A basic lesson we've learned over and over is that API/ABIs aren't final. Application needs are never permanently fulfilled by a stable API, with all future problems considered to be app-level issues.
This proposal is a good example of how common issues with the platform are solved on top (React etc.) until we recognize them as a problem and then push them down. Polyfills are another example.
If a proposal like this succeeds, it lives a time in the sun, but then spends most of its useful life being the old thing that people are trying to work around, just like the DOM API, just like ECMA versions, just like old browsers, just like every other useful bit of tech that is part of the system but can't be touched.
Is it possible to think about entropy, extension and backcompat as primary use cases?
Isn't that why you have versions and maintains backward compatibility with older versions, and don't change the "old" interfaces?
> spends most of its useful life being the old thing that people are trying to work around
But in the process, the base functionality has been propped up another level.
Incremental updates aren't worthwhile just because of userland requirements that will always discover new gaps, use-cases and blindspots.

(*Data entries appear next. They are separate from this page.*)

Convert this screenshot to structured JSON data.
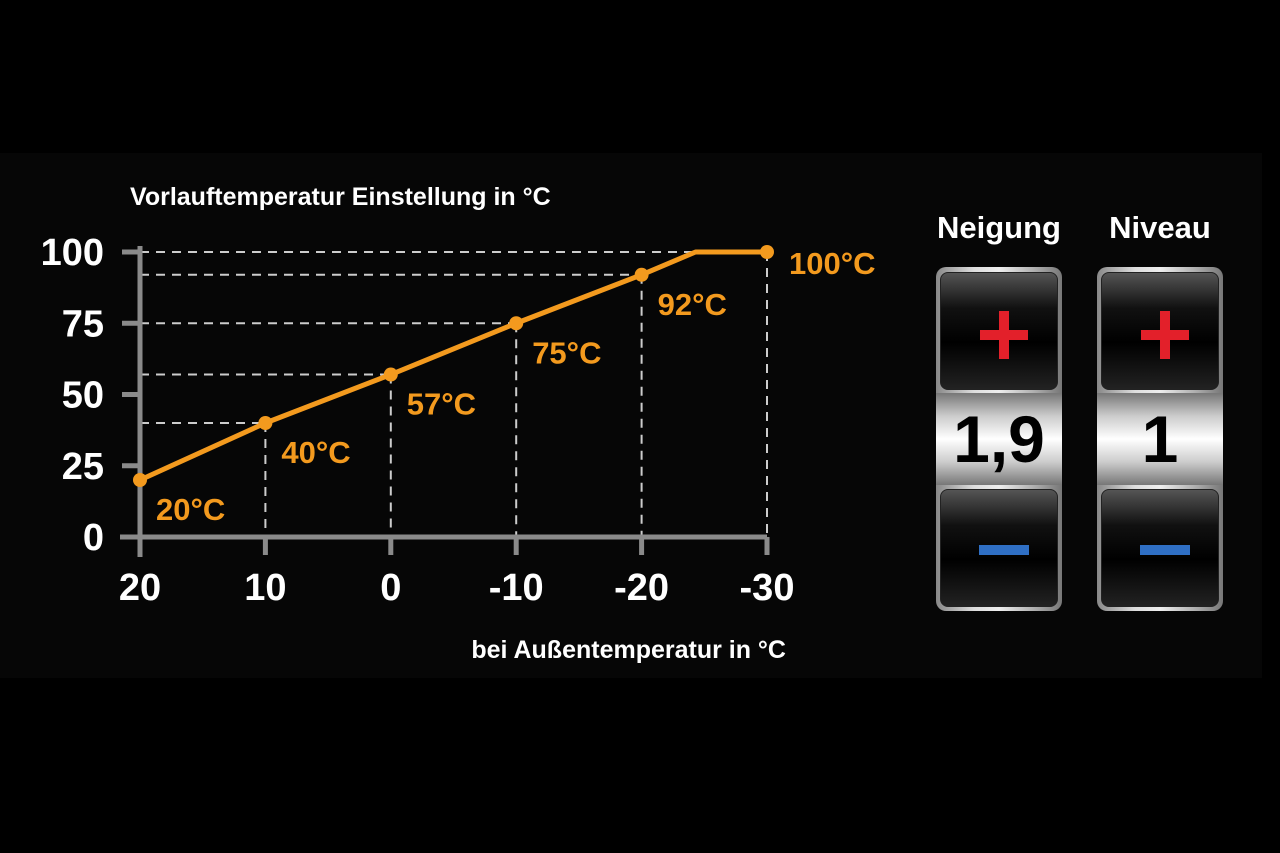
{
  "chart_data": {
    "type": "line",
    "title": "Vorlauftemperatur Einstellung in °C",
    "xlabel": "bei Außentemperatur in °C",
    "ylabel": "",
    "xlim": [
      20,
      -30
    ],
    "ylim": [
      0,
      100
    ],
    "x_ticks": [
      20,
      10,
      0,
      -10,
      -20,
      -30
    ],
    "x_tick_labels": [
      "20",
      "10",
      "0",
      "-10",
      "-20",
      "-30"
    ],
    "y_ticks": [
      0,
      25,
      50,
      75,
      100
    ],
    "y_tick_labels": [
      "0",
      "25",
      "50",
      "75",
      "100"
    ],
    "grid": "dashed guide lines to marked points",
    "series": [
      {
        "x": [
          20,
          10,
          0,
          -10,
          -20,
          -24.3,
          -30
        ],
        "y": [
          20,
          40,
          57,
          75,
          92,
          100,
          100
        ],
        "markers": [
          true,
          true,
          true,
          true,
          true,
          false,
          true
        ],
        "color": "#f39a1e"
      }
    ],
    "point_labels": [
      {
        "x": 20,
        "y": 20,
        "text": "20°C"
      },
      {
        "x": 10,
        "y": 40,
        "text": "40°C"
      },
      {
        "x": 0,
        "y": 57,
        "text": "57°C"
      },
      {
        "x": -10,
        "y": 75,
        "text": "75°C"
      },
      {
        "x": -20,
        "y": 92,
        "text": "92°C"
      },
      {
        "x": -30,
        "y": 100,
        "text": "100°C"
      }
    ]
  },
  "controls": [
    {
      "title": "Neigung",
      "value": "1,9",
      "plus_icon": "plus-icon",
      "minus_icon": "minus-icon"
    },
    {
      "title": "Niveau",
      "value": "1",
      "plus_icon": "plus-icon",
      "minus_icon": "minus-icon"
    }
  ],
  "colors": {
    "line": "#f39a1e",
    "plus": "#e3202a",
    "minus": "#2f6fc4",
    "axis": "#8a8a8a"
  }
}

> A basic lesson we've learned over and over is that API/ABIs aren't final
I dunno --- getElementById has been stable for, what, 25 years? "There's no such thing as a stable API" is something said by people unable or unwilling to create interfaces that last. It's a statement of personal resignation, not cosmic impossibility. There are tons of counterexamples.

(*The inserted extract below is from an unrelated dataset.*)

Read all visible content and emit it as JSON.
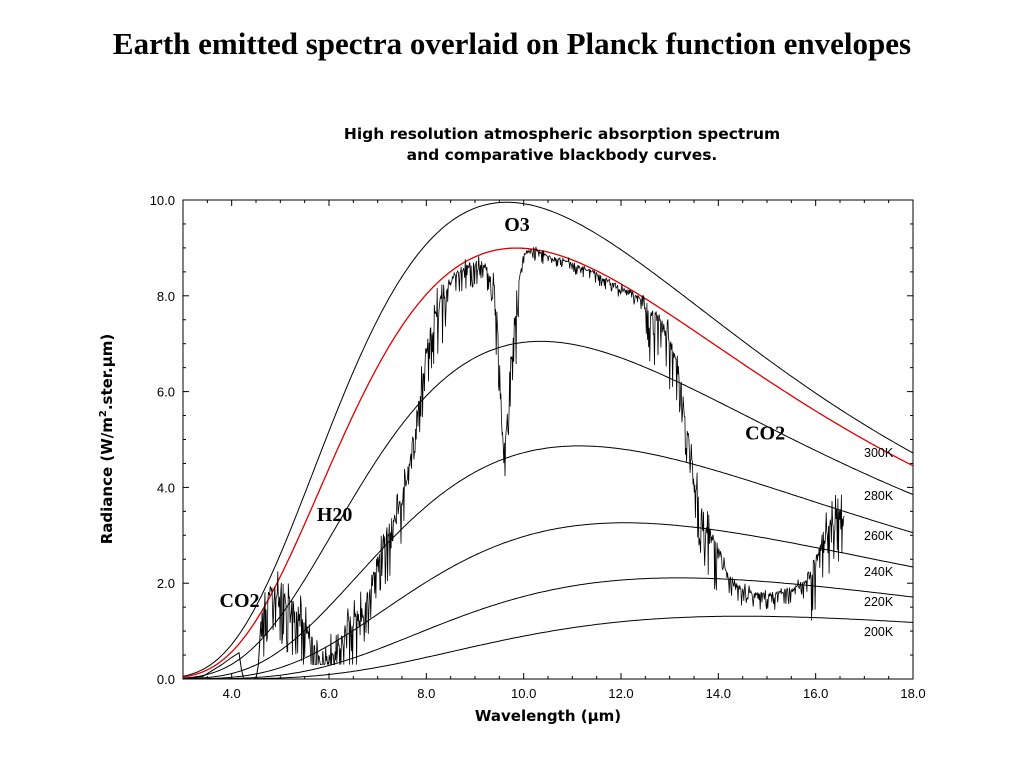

Application needs, like other needs, are infinite. You satisfy these needs by adding new APIs, not breaking working ones.
> A basic lesson we've learned over and over is that API/ABIs aren't final.

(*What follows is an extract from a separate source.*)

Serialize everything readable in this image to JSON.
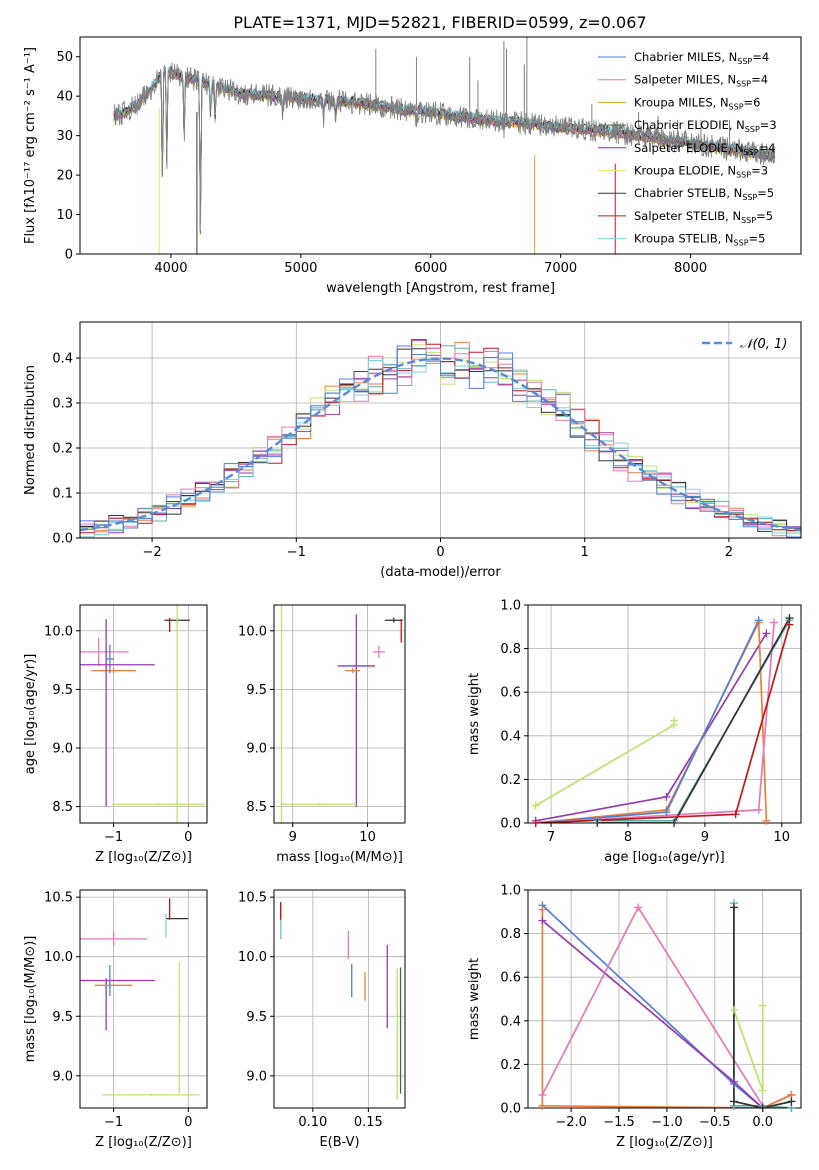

On the web they are. Once something is out in the open on the web, there will be people depending on this, in this exact form, forever.
That's why there are still APIs that end up in "smooshgate" because of decisions from 20 years ago: https://developer.chrome.com/blog/smooshgate
It's also the case that every feature in web standards means extra code that needs to be painstakingly maintained, and extra code that anyone trying to create a standards-compliant browser must implement. I want to see projects like https://servo.org/ actually have a chance to catch up over time, not always be chasing an expanding scope.
I want the web platform to have every possible capability that native platforms have (subject to privacy and sandboxing constraints, of course). And I want the developer experience of web developers to be incredible.
But these need to be balanced against the consequences of added complexity. And in this case, does native templating really improve developer experience? I'm not convinced the benefits outweigh the costs.